Friday, August 28, 2009

All That You Can't Leave Behind


I found this on YouTube today.


Tonight, mourners have gathered in Boston to pay homage to Ted Kennedy.

It is closed to the public, but it is still being televised on CNN and C–Span. It has been alternately moving and amusing to listen to the eulogies from both Democrats and Republicans. As vilified as Kennedy was in life for his liberal leanings, it has been enlightening to listen to people like Orrin Hatch and John McCain speak with genuine affection for a friend.

But, as I have been reading the articles on the internet — and viewing videos like the one I have posted — it has occurred to me that Ted Kennedy, like Richard Nixon, has one Achilles' heel that will be with him as long as there is an American history that is chronicled in the history books.
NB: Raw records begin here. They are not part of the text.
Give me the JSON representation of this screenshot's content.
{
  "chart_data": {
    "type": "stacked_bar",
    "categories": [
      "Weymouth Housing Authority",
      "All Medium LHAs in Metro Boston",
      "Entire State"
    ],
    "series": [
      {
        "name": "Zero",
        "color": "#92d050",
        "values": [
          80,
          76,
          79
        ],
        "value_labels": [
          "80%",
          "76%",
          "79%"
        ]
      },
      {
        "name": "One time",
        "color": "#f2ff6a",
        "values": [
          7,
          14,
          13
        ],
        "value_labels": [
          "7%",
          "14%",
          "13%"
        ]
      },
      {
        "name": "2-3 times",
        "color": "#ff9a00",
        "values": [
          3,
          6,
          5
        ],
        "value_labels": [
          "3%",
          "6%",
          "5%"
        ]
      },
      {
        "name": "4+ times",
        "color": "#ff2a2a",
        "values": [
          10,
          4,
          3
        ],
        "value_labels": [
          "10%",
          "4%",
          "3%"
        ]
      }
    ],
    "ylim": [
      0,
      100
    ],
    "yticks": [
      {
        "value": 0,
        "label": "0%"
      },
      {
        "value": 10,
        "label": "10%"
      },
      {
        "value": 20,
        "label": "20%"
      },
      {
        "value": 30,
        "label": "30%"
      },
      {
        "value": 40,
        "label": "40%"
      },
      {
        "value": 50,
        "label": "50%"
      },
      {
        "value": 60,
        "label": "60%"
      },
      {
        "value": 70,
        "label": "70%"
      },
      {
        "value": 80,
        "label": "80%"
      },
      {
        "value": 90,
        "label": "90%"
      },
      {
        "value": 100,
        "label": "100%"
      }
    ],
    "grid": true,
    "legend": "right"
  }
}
For Nixon, it was Watergate. For Kennedy, it was Chappaquiddick.

It was inevitable, I suppose, that Kennedy's death would bring another round of discussions about that incident.

The Week reported that "Kennedy's name was Google's top search term the day after his death, but Mary Jo Kopechne and Chappaquiddick were Nos. 2 and 3."

And some writers, like Michael Scherer in TIME, mentioned it only in passing. Scherer referred to it as one of Kennedy's "darkest moments."

Howie Carr of the Boston Herald briefly brought up Chappaquiddick in a general article that recites all of Kennedy's shortcomings.

There has been much talk in tonight's memorial for Kennedy of the late senator's love of humor. Tom Blumer writes, for NewsBusters, that Chappaquiddick was one of his favorite topics.

To be sure, some people defended Kennedy. Melissa Lafsky speculated at The Huffington Post that Kopechne, "a dedicated civil rights activist and political talent with a bright future," might have "felt it was worth it" to trade her life for Kennedy's career.

Boy, that sparked a debate.

Rick Moran responded, in American Thinker, that it was "maybe the most amazingly shallow, myopic, and ultimately self–centered sentence ever written."

Perhaps that is unduly harsh. Personally, I believe that, unless one possesses the selflessness of a soldier, who knows he might at any moment have to sacrifice his life for others, no one is ever prepared to die at the age of 28.

So I thought Lafsky's article was interesting but a little preposterous.

Especially when I consider Eliott C. McLaughlin's survey of media experts for CNN.com, asking if Kennedy's political career could survive a Chappaquiddick in the 21st century — "in the era of blogs, talk radio and 24–hour news cycles."

It's a fair question. The media has changed considerably in 40 years.

I remember, at the time, that Chappaquiddick was overshadowed, to a great extent, by Apollo 11 and its historic trip to the moon. If we could return to July 1969 and everything else was the same — but talk radio, blogs and 24–hour news were part of the media mix — I agree that Chappaquiddick would be a source of continuing discussion — even as the lunar module was descending to the moon's surface.

Heck, with split–screen technology, both stories could be covered simultaneously.

And I think Kennedy's career might well have been over. But I'm thinking from the perspective of one who has just been through an election year in which reverence for political dynasties was brought into question. In 1969, Kennedy, I believe, benefited from a reservoir of affection that Massachusetts had for John and Robert Kennedy and the Kennedy family.

We may find out in the months to come whether that reservoir still exits as Massachusetts chooses a replacement.